Jüngste Erfahrungen haben gezeigt, dass sich das Publikum zurückhält: Nur zwei Drittel von aktuell 50 Prozent zur Verfügung stehenden Tickets seien zuletzt verkauft worden.

Für Bodo Wartkes Auftritt im Congresscentrum seien es knapp 1.000 Tickets gewesen, aber nur 560 Zuschauer seien gekommen. „Früher konnten wir bei solchen Veranstaltungen Rücklagen bilden. Diese Planungssicherheit ist nicht mehr gegeben“, schildert Dewijze. Nun handle man nach drei Prioritäten: Erstens müsse die Sicherheit für Mitarbeiter, Zuschauer und Künstler gewährleistet sein. „Zweitens müssen wir, so gut wie möglich, Kultur anbieten.“ Schließlich gehe es darum, inwieweit schlecht besuchte Veranstaltungen noch wirtschaftlich sind.
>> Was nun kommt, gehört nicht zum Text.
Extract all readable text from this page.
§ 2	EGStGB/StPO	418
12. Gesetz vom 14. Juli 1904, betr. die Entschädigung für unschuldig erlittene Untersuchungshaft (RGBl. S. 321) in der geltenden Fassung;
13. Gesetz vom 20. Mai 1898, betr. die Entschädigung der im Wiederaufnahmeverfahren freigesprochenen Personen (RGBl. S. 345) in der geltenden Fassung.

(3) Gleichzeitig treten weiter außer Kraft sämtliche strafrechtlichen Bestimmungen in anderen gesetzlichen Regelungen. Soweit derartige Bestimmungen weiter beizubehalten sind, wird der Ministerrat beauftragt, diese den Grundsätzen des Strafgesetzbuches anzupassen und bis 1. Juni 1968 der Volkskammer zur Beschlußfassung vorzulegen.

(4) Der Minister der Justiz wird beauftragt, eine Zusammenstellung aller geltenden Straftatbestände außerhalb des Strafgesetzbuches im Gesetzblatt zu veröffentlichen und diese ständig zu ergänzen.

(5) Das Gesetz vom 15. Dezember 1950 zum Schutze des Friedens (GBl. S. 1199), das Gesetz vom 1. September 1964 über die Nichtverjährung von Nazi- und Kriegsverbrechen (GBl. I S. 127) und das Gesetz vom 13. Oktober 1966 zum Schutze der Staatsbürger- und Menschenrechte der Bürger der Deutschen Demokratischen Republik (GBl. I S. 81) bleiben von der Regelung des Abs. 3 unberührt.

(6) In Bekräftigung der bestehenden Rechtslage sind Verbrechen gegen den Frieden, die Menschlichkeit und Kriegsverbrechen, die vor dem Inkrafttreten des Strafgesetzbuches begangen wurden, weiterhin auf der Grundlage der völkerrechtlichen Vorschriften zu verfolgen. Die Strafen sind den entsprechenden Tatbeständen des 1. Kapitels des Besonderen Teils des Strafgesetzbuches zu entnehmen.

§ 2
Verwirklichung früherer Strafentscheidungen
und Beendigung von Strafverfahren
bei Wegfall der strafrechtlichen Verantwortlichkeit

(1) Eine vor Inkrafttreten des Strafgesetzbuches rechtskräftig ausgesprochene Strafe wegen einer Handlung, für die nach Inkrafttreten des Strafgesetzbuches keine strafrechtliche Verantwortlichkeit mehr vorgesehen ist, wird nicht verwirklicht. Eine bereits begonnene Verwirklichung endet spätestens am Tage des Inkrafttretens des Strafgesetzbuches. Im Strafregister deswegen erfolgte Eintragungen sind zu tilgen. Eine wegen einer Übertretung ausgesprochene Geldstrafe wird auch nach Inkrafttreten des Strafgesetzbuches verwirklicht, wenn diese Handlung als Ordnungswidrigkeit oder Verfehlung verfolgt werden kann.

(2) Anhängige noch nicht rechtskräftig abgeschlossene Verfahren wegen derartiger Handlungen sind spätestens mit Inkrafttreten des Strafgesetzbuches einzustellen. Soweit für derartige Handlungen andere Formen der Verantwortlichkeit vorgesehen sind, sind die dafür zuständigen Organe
„Winterträume“ rechnen sich mit halber Zuschauerzahl nicht

Das wirft die Frage nach den „Winterträumen“ auf. Theoretisch sei das Varietétheater mit halbierter Zuschauerzahl möglich, so Dewijze. Bei 2G plus könnten pro Show 185 Plätze verkauft werden.
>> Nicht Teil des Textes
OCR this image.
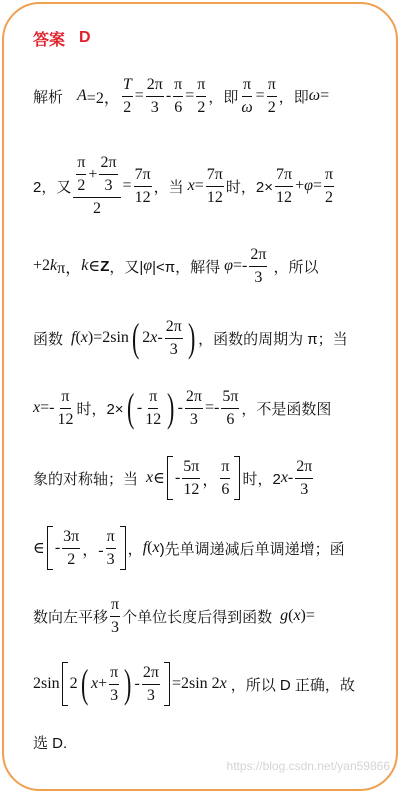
答案 D
解析 A =2， $\frac{T}{2} = \frac{2\pi}{3} - \frac{\pi}{6} = \frac{\pi}{2}$ ，即 $\frac{\pi}{\omega} = \frac{\pi}{2}$ ，即 ω =
2，又 $\frac{\frac{\pi}{2} + \frac{2\pi}{3}}{2} = \frac{7\pi}{12}$ ，当 $x = \frac{7\pi}{12}$ 时，$2\times \frac{7\pi}{12} + \varphi = \frac{\pi}{2}$
+2 k π， k ∈ Z ，又| φ |<π，解得 $\varphi =- \frac{2\pi}{3}$ ，所以
函数 f ( x )=2sin ( 2 x - $\frac{2\pi}{3}$ ) ，函数的周期为 π；当
$x =- \frac{\pi}{12}$ 时，2× ( - $\frac{\pi}{12}$ ) - $\frac{2\pi}{3} =- \frac{5\pi}{6}$ ，不是函数图
象的对称轴；当 x ∈ - $\frac{5\pi}{12}$ ， $\frac{\pi}{6}$ 时，2 x - $\frac{2\pi}{3}$
∈ - $\frac{3\pi}{2}$ ，- $\frac{\pi}{3}$ ， f ( x )先单调递减后单调递增；函
数向左平移 $\frac{\pi}{3}$ 个单位长度后得到函数 g ( x )=
2sin 2 ( $x + \frac{\pi}{3}$ ) - $\frac{2\pi}{3} =2\sin$ 2 x ，所以 D 正确，故
选 D.
https://blog.csdn.net/yan59866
Rechnen würde sich das freilich nicht. Dewijze beschreibt ein Dilemma: Kultur sei relevant, andererseits finde sie nicht statt. „Es ist eine Abwägung, inwieweit wir unseren Auftrag ernst nehmen, aber wir dürfen nicht finanziell ins offene Messer laufen.“

Nicht abgesagt ist das A Capella-Weihnachtskonzert von „Onair“ am 12. Dezember in der Schloßkirche. „Wenn kein Lockdown kommt, kriegen wir das hin“, meint Dewijze.